Wir kommen daher zur Abstimmung.

Ich bitte jene Bundesrätinnen und Bundesräte, die dem Antrag zustimmen, gegen den vorliegenden Beschluß des Nationalrates keinen Einspruch zu erheben, um ein Handzeichen. Dies ist die Stimmenmehrheit.

Der Antrag, keinen Einspruch zu erheben, ist somit angenommen.

9. Punkt

Beschluß des Nationalrates vom 12. Dezember 1997 betreffend ein Übereinkommen zur Gründung des Europäischen Büros für Funkangelegenheiten (ERO) samt Anlagen (770 und 964/NR sowie 5621/BR der Beilagen)

Vizepräsidentin Anna Elisabeth Haselbach: Wir gelangen nun zum 9. Punkt der Tagesordnung: Übereinkommen zur Gründung des Europäischen Büros für Funkangelegenheiten samt Anlagen.

Ich darf Herrn Bundesrat Freiberger um den Bericht bitten.

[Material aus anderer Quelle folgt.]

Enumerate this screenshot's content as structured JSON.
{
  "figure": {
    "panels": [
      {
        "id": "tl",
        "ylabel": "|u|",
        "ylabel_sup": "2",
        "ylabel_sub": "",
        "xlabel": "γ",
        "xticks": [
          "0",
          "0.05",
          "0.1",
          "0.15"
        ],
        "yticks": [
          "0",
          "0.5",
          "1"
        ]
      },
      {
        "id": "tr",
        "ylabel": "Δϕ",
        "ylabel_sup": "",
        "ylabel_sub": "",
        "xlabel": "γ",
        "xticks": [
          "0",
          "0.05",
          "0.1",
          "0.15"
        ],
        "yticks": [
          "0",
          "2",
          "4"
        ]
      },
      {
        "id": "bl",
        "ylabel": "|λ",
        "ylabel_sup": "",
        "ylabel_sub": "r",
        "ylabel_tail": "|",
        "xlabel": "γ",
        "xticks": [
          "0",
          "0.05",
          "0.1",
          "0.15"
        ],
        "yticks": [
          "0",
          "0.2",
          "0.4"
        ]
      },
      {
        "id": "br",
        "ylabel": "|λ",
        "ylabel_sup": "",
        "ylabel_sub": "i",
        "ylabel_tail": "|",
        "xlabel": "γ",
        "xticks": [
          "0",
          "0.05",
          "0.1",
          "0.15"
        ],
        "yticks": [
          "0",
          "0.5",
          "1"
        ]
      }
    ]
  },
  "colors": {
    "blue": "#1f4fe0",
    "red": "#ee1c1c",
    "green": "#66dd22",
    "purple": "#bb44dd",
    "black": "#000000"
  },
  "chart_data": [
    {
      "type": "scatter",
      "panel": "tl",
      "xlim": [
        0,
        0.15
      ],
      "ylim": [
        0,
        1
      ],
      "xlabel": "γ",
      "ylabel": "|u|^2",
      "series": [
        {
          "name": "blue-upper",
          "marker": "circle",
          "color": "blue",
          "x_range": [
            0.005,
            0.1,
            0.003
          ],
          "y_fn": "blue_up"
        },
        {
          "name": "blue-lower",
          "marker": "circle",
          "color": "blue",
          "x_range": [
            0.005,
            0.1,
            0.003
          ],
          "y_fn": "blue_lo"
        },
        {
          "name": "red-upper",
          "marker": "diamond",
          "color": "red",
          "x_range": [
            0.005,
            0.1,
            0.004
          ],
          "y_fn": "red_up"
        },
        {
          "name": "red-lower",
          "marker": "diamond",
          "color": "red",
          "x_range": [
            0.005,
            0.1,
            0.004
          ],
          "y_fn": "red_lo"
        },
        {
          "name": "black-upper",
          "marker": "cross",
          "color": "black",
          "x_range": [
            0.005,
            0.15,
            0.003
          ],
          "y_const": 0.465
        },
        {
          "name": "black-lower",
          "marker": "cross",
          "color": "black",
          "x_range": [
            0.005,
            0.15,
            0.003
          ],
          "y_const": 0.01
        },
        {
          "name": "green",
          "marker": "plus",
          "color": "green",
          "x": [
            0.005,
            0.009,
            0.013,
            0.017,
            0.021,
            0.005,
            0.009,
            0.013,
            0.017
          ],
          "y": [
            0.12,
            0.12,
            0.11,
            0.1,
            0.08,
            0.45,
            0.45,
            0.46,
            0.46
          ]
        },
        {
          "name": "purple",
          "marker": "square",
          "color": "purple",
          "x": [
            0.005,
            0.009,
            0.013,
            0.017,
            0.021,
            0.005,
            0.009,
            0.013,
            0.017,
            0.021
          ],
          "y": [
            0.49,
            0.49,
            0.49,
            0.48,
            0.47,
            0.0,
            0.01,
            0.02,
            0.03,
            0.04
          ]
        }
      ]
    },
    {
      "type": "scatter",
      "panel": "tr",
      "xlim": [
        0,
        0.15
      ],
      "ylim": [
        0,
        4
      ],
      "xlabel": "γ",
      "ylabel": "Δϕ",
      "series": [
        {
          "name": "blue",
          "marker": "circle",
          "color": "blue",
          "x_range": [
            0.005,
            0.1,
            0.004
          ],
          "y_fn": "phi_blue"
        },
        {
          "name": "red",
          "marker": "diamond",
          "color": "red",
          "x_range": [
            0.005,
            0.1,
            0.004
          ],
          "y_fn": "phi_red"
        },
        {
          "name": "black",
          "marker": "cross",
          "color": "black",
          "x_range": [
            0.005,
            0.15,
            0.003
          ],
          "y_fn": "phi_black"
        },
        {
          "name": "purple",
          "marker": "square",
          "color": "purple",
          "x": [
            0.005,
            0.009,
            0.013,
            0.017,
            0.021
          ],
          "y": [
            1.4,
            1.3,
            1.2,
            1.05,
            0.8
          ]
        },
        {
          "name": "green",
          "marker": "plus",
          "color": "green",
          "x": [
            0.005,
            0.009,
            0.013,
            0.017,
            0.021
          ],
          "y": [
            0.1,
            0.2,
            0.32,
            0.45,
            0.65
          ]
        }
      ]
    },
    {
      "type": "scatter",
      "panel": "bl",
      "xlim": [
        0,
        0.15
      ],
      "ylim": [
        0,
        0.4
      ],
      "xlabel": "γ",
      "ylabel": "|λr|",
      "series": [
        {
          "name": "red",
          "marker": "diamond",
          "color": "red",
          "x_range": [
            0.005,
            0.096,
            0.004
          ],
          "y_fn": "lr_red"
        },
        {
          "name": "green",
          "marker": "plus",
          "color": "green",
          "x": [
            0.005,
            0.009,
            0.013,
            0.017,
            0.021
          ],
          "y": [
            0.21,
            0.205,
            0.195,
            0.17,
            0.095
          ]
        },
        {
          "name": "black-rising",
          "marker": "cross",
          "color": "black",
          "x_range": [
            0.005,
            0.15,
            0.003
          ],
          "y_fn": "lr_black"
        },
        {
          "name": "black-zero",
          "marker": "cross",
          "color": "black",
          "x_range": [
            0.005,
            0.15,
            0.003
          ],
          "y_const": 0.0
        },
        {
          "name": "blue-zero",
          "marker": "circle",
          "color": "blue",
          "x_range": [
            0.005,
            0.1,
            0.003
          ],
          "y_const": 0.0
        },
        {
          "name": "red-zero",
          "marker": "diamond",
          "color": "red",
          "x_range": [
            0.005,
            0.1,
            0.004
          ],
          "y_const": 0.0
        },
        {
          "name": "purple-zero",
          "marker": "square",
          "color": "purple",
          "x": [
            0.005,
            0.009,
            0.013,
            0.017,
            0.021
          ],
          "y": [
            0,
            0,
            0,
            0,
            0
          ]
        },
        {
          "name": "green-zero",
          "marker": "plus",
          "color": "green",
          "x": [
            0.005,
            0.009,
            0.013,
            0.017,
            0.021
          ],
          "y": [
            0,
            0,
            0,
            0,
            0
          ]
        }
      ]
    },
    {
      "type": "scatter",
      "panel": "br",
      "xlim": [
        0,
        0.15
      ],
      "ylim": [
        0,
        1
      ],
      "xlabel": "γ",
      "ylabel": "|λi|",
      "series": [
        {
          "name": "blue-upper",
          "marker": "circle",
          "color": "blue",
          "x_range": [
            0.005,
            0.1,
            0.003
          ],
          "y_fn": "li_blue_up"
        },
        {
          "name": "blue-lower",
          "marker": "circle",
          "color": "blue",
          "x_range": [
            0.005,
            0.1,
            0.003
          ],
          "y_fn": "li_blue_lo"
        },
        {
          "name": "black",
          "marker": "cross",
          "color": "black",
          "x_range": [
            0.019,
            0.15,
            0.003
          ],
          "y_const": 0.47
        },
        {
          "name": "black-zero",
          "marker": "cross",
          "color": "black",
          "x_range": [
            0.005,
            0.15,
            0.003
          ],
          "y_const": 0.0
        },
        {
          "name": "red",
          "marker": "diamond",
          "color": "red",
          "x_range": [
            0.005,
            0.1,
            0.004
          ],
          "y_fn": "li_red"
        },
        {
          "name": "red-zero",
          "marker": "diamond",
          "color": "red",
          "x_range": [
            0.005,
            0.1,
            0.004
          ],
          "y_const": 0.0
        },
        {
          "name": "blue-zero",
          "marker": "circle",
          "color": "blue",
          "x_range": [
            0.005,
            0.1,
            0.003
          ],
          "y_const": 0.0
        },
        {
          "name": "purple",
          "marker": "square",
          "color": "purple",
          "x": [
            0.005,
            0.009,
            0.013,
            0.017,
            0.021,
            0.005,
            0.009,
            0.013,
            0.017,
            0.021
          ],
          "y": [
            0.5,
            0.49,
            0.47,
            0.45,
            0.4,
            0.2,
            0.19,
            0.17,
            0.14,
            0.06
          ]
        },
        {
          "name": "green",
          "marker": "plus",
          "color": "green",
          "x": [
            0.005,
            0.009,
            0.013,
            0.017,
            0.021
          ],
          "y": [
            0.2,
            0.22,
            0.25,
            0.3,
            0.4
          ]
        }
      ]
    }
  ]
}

Berichterstatter Horst Freiberger: Frau Präsidentin! Herr Staatssekretär! Meine Damen und Herren! Der Bericht des Ausschusses für öffentliche Wirtschaft und Verkehr über den Beschluß des Nationalrates vom 12. Dezember 1997 betreffend ein Übereinkommen zur Gründung des Europäischen Büros für Funkangelenheiten samt Anlagen liegt Ihnen schriftlich vor. Ich spare mir und Ihnen daher die Verlesung dieses Berichtes.

Der gegenständliche Staatsvertrag ist gesetzändernd, er enthält aber keine verfassungsändernden Bestimmungen.

Der Ausschuß für öffentliche Wirtschaft und Verkehr stellt nach Beratung der Vorlage am 13. Jänner 1998 mit Stimmeneinhelligkeit den Antrag, keinen Einspruch zu erheben.

Vizepräsidentin Anna Elisabeth Haselbach: Ich danke für die Berichterstattung.